Politicians and media alike flock to Iowa every four years to cover the first in the nation caucuses, but we might want to start asking ourselves if that is the wisest decision considering the winner of the Iowa caucuses usually doesn't win the nomination of their respective party. In fact, it almost seems like the kiss of death for a candidate of either political party.
Only two Democrats (who went unopposed) that won the Iowa caucus since 1972 have gone on to win the Presidency. Their names are Bill Clinton and President Obama. And only two Republicans (who went unopposed) that won the Iowa caucus since 1972 have gone on to win the Presidency. Their names are Ronald Reagan and George W. Bush.
So while there will a lot of hoopla over who wins the 2016 Iowa caucuses, I encourage everyone to remind themselves that a lot more American citizens will get to have their say before the eventual nominee of either party will earn enough delegates to secure the parties nomination.

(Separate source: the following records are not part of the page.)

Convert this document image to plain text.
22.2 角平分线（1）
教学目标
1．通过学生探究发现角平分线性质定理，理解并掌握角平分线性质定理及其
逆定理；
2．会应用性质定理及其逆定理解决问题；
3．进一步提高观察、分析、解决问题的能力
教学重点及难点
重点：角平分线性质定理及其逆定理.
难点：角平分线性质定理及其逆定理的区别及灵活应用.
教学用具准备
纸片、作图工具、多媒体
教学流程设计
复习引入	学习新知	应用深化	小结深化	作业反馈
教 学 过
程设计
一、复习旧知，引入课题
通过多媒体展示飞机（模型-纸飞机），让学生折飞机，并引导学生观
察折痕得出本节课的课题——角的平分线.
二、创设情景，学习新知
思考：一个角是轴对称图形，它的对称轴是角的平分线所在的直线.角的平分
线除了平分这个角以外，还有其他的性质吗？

This is a great point. I am in my mid thirties and I've always wondered why a state like California, New York, Texas, or Florida doesn't have their say first. I get why smaller states should get to have their say in the nomination process, but they shouldn't have a bigger say than the states where the vast majority of Americans live.
Max Wrote: I agree with some of your argument, but it's hard to overlook the fact that Iowa picked four of the last five Presidents we've had. I know that's a short history, but it's still something to think about.